Moro-reflex en het gebruik van een inbakerdoek
Een baby die plots uit alle macht zijn armpjes en beentjes open spreidt en daarna flink begint te huilen, het is een bekend beeld bij pasgeborenen. We noemen dit de Moro-reflex. Dit is geheel natuurlijk en eigenlijk alleen maar een teken dat alles goed werkt. De Moro-reflex kan baby's wel uit hun slaap houden. Aangeraden wordt daarom om zo tot en met de veertiende week een inbakerdoek gebruiken om de armpjes van de baby tijdens het slapen dicht tegen de borst te houden en een warm en geborgen gevoel te creëren.
Moro-reflex en inbakerdoek
Wat is de Moro-reflex?
De
Moro-reflex is een schrikreflex bij pasgeborenen. Deze reflex ontwikkelt zich al in de baarmoeder, zo rond de negende week. Deze wordt vaak al direct na de geboorte waargenomen. Schrikt de baby, dan spreidt hij de armen, vinger en benen wijd open, waarna de armen naar de borst getrokken worden. Dit wordt vaak gevolgd door een hevige huilbui. Dit gedrag lijkt erg op gedrag dat aapjes vertonen: zij spreiden de armen wijd open en lopen richting hun moeder waarna ze zich bijna automatisch stevig aan de moeder vastklampen. Het is ook te zien aan de palmreflex: leg je vinger in het vuistje van een baby en deze zal direct dichtknijpen. De reflex verdwijnt meestal zo na de tweede, derde of vierde maand na de geboorte.
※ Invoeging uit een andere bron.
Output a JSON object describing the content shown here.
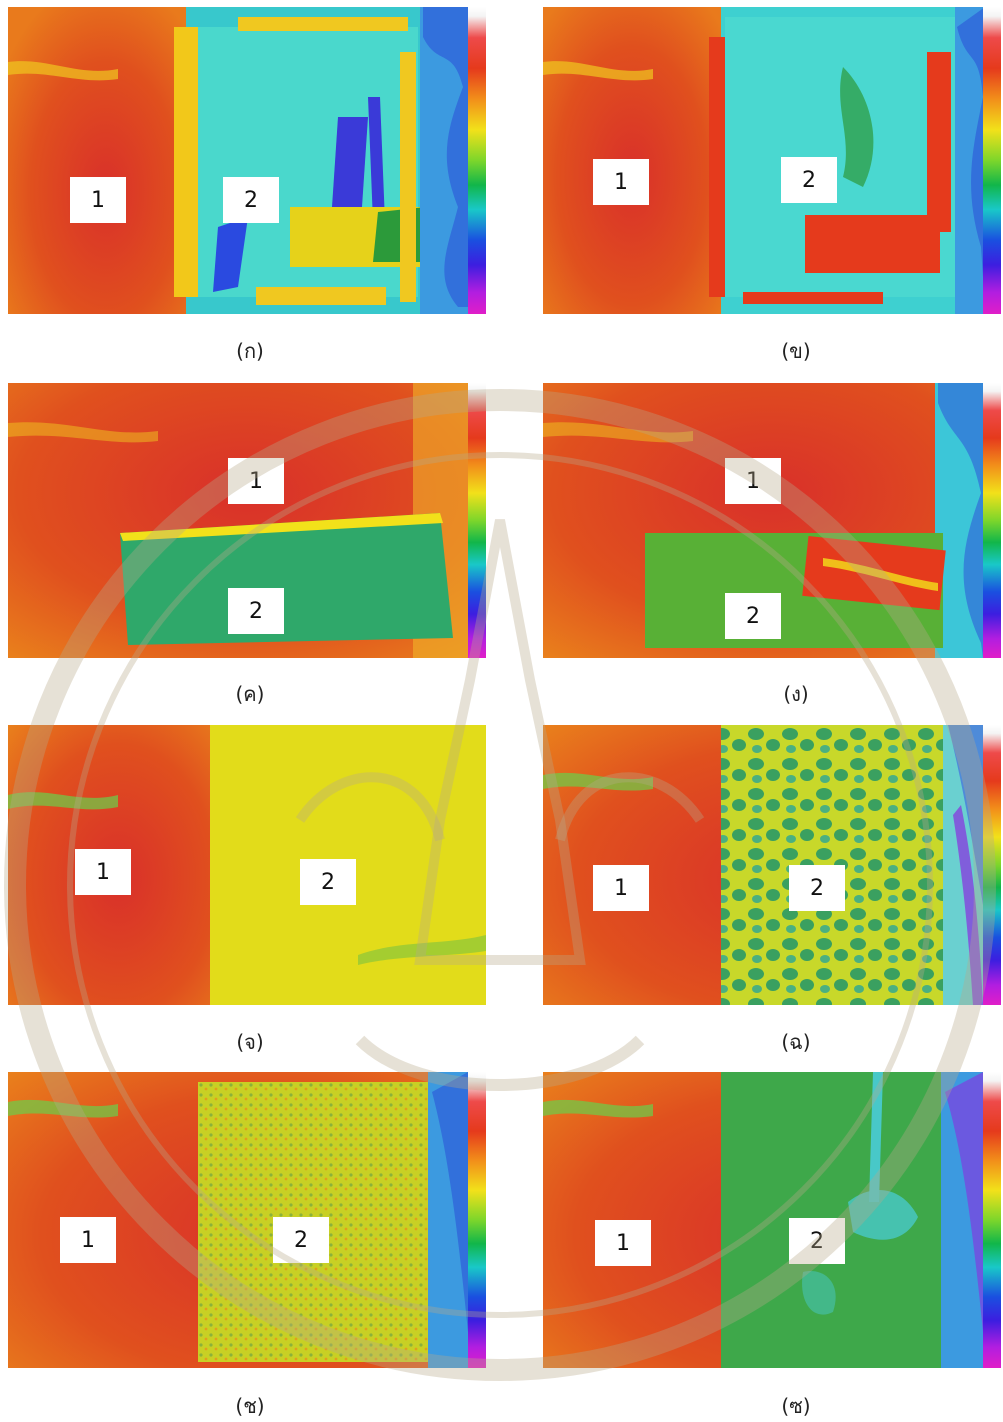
{
  "panels": [
    {
      "id": "a",
      "caption": "(ก)",
      "zone1": "1",
      "zone2": "2"
    },
    {
      "id": "b",
      "caption": "(ข)",
      "zone1": "1",
      "zone2": "2"
    },
    {
      "id": "c",
      "caption": "(ค)",
      "zone1": "1",
      "zone2": "2"
    },
    {
      "id": "d",
      "caption": "(ง)",
      "zone1": "1",
      "zone2": "2"
    },
    {
      "id": "e",
      "caption": "(จ)",
      "zone1": "1",
      "zone2": "2"
    },
    {
      "id": "f",
      "caption": "(ฉ)",
      "zone1": "1",
      "zone2": "2"
    },
    {
      "id": "g",
      "caption": "(ช)",
      "zone1": "1",
      "zone2": "2"
    },
    {
      "id": "h",
      "caption": "(ซ)",
      "zone1": "1",
      "zone2": "2"
    }
  ],
  "colors": {
    "hot": "#e0401e",
    "warm": "#f2a81a",
    "mid": "#e6e21a",
    "green": "#2fa84a",
    "cyan": "#32d6d0",
    "blue": "#3c3ce0"
  }
}
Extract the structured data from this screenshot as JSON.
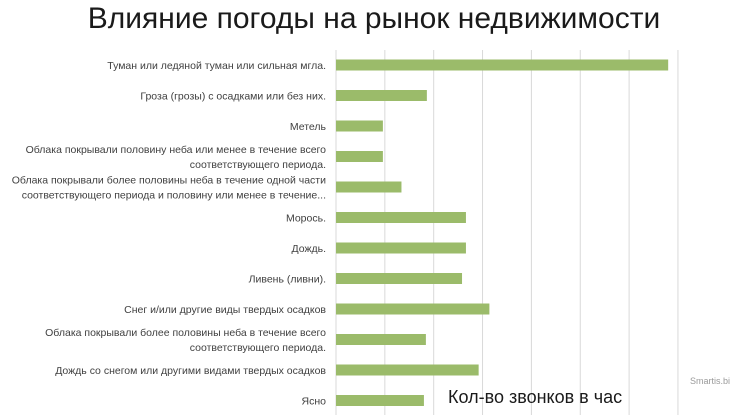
{
  "chart_data": {
    "type": "bar",
    "orientation": "horizontal",
    "title": "Влияние погоды на рынок недвижимости",
    "xlabel": "Кол-во звонков в час",
    "ylabel": "",
    "xlim": [
      0,
      38
    ],
    "grid": "vertical",
    "categories": [
      [
        "Туман или ледяной туман или сильная мгла."
      ],
      [
        "Гроза (грозы) с осадками или без них."
      ],
      [
        "Метель"
      ],
      [
        "Облака покрывали половину неба или менее в течение всего",
        "соответствующего периода."
      ],
      [
        "Облака покрывали более половины неба в течение одной части",
        "соответствующего периода и половину или менее в течение..."
      ],
      [
        "Морось."
      ],
      [
        "Дождь."
      ],
      [
        "Ливень (ливни)."
      ],
      [
        "Снег и/или другие виды твердых осадков"
      ],
      [
        "Облака покрывали более половины неба в течение всего",
        "соответствующего периода."
      ],
      [
        "Дождь со снегом или другими видами твердых осадков"
      ],
      [
        "Ясно"
      ]
    ],
    "values": [
      34.0,
      9.3,
      4.8,
      4.8,
      6.7,
      13.3,
      13.3,
      12.9,
      15.7,
      9.2,
      14.6,
      9.0
    ],
    "bar_color": "#9bbb6a",
    "grid_color": "#d9d9d9"
  },
  "watermark": "Smartis.bi"
}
Als de Moro-reflex verdwijnt dan wordt deze vervangen door de volwassen schrikreflex. Deze kenmerkt zich tot het ophalen van de schouders, dichtknijpen van de ogen en zich afwenden van de richting waaruit gevaar lijkt te komen. De psychologie schaart dit proces onder inhibitie. Verschillende theorieën linken een verminderde inhibitie aan aandachtsstoornissen op latere leeftijd. Snel afgeleid zijn of snel schrikken van bepaalde prikkels zouden hiermee te maken kunnen hebben.
Afwezigheid of lang aanhouden van de Moro-reflex
Bij baby's die te vroeg geboren worden (voor de 28ste week) is de Moro-reflex soms nog afwezig. Wordt een kindje na negen maanden zwangerschap geboren en is dan sprake van afwezigheid van de Moro-reflex dan wordt dit gezien als een indicatie van een motorische stoornis of een aandoening van het centrale zenuwstelsel.
Wanneer de Moro-reflex aan één zijde van het lichaam zwakker is dan aan de andere zijde dan is dit een indicatie van hemiparese (onvolkomen verlamming), een probleem met de
plexus brachialis (zenuwvezels die de arm besturen) of een bij de geboorte opgelopen breuk in het sleutelbeen. Voor artsen is dit direct aanleiding om aanvullend onderzoek uit te voeren.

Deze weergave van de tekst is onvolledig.